Stepping into an ancient Indian court felt like entering a living library of moral and social codes. Smritis—texts such as the Manusmriti or Yajnavalkya Smriti—served as the go-to reference for judges, who drew on their detailed prescriptions to decide everything from inheritance disputes to criminal penalties. Consider them the period’s “legal playbook,” where dharma (duty, justice) took center stage.

When a land boundary clash came before a king’s sabha, the presiding hakim would cite passages outlining property rights, witness credibility and ritual purity. Punishments—fines, corporal discipline or public shame—were guided by age, caste and intent, just as a modern court factors in mitigating circumstances. By and large, Smritis offered a structured approach: first assess facts, then weigh them against established norms, and finally deliver a sentence designed to restore social equilibrium.

Yet they weren’t rigid rulebooks. Local customs—known as lokadharma—often tempered or even overrode Smriti dicta. In Kerala, for example, matrilineal inheritance traditions coexisted alongside a Smriti framework that typically favored male heirs. Judges became adept jugglers, blending pan-Indian texts with village practices to keep the social fabric from fraying.

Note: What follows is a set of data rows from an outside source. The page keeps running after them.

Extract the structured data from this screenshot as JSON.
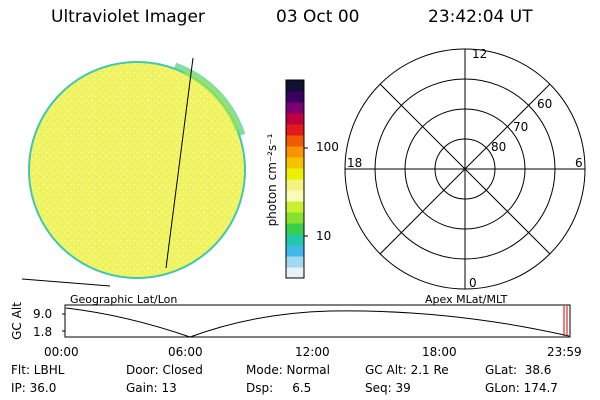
{
  "header": {
    "title": "Ultraviolet Imager",
    "date": "03 Oct 00",
    "time": "23:42:04 UT"
  },
  "globe": {
    "caption": "Geographic Lat/Lon",
    "fill_color": "#f2f56a",
    "rim_color": "#3fc8b0"
  },
  "colorbar": {
    "unit_label": "photon cm⁻²s⁻¹",
    "ticks": [
      "100",
      "10"
    ],
    "colors": [
      "#101030",
      "#3a0060",
      "#7a0070",
      "#c0003c",
      "#e31a1c",
      "#f05a00",
      "#f79400",
      "#f5c200",
      "#eaf000",
      "#f3f480",
      "#fbfbb8",
      "#c9f030",
      "#88e030",
      "#38d048",
      "#24c8a8",
      "#40b8e8",
      "#a0d8f0",
      "#e8f0f8"
    ]
  },
  "polar": {
    "caption": "Apex MLat/MLT",
    "mlt_labels": {
      "top": "12",
      "left": "18",
      "right": "6",
      "bottom": "0"
    },
    "lat_labels": [
      "60",
      "70",
      "80"
    ]
  },
  "orbit": {
    "axis_label": "GC Alt",
    "ylabels": [
      "9.0",
      "1.8"
    ],
    "xlabels": [
      "00:00",
      "06:00",
      "12:00",
      "18:00",
      "23:59"
    ],
    "cursor_color": "#d00000"
  },
  "status": {
    "row1": [
      "Flt: LBHL",
      "Door: Closed",
      "Mode: Normal",
      "GC Alt: 2.1 Re",
      "GLat:  38.6"
    ],
    "row2": [
      "IP: 36.0",
      "Gain: 13",
      "Dsp:     6.5",
      "Seq: 39",
      "GLon: 174.7"
    ]
  }
}
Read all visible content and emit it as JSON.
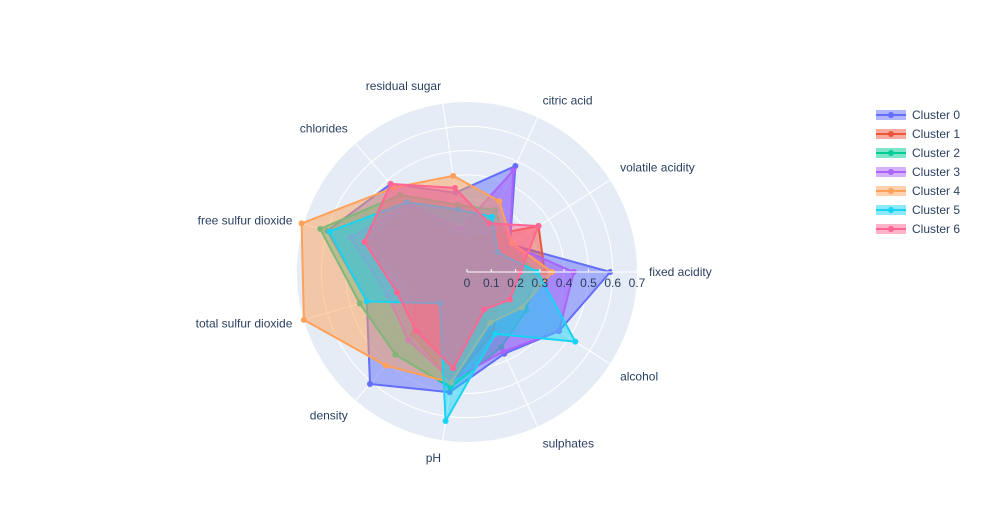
{
  "chart_data": {
    "type": "radar",
    "axes": [
      "fixed acidity",
      "volatile acidity",
      "citric acid",
      "residual sugar",
      "chlorides",
      "free sulfur dioxide",
      "total sulfur dioxide",
      "density",
      "pH",
      "sulphates",
      "alcohol"
    ],
    "radial_range": [
      0,
      0.7
    ],
    "radial_ticks": [
      "0",
      "0.1",
      "0.2",
      "0.3",
      "0.4",
      "0.5",
      "0.6",
      "0.7"
    ],
    "grid": true,
    "legend_position": "top-right",
    "series": [
      {
        "name": "Cluster 0",
        "color": "#636efa",
        "values": [
          0.59,
          0.21,
          0.48,
          0.33,
          0.48,
          0.6,
          0.43,
          0.61,
          0.5,
          0.37,
          0.45
        ]
      },
      {
        "name": "Cluster 1",
        "color": "#ef553b",
        "values": [
          0.32,
          0.35,
          0.16,
          0.13,
          0.34,
          0.42,
          0.22,
          0.34,
          0.46,
          0.27,
          0.15
        ]
      },
      {
        "name": "Cluster 2",
        "color": "#00cc96",
        "values": [
          0.28,
          0.2,
          0.28,
          0.28,
          0.42,
          0.63,
          0.46,
          0.45,
          0.48,
          0.34,
          0.29
        ]
      },
      {
        "name": "Cluster 3",
        "color": "#ab63fa",
        "values": [
          0.44,
          0.21,
          0.46,
          0.18,
          0.37,
          0.5,
          0.34,
          0.37,
          0.45,
          0.36,
          0.45
        ]
      },
      {
        "name": "Cluster 4",
        "color": "#ffa15a",
        "values": [
          0.35,
          0.22,
          0.32,
          0.4,
          0.46,
          0.71,
          0.7,
          0.51,
          0.46,
          0.23,
          0.27
        ]
      },
      {
        "name": "Cluster 5",
        "color": "#19d3f3",
        "values": [
          0.29,
          0.15,
          0.25,
          0.26,
          0.38,
          0.59,
          0.43,
          0.17,
          0.62,
          0.28,
          0.53
        ]
      },
      {
        "name": "Cluster 6",
        "color": "#ff6692",
        "values": [
          0.22,
          0.35,
          0.22,
          0.35,
          0.48,
          0.44,
          0.3,
          0.32,
          0.4,
          0.17,
          0.21
        ]
      }
    ]
  }
}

Fast-forward to today, and echoes of Smriti reasoning resurface in debates over a Uniform Civil Code, as courts sift through centuries of tradition to balance individual rights with cultural identity. Even landmark judgments on practices like triple talaq have invoked principles rooted in these ancient treatises. It’s striking to see how a document composed millennia ago still casts a long shadow over modern jurisprudence.

In essence, Smritis functioned as both torchbearer and safety net: illuminating ideals of justice while offering practical guidelines for real-world disputes. Their legacy underlines a timeless truth—law isn’t just a set of rules but a mirror reflecting society’s deepest values.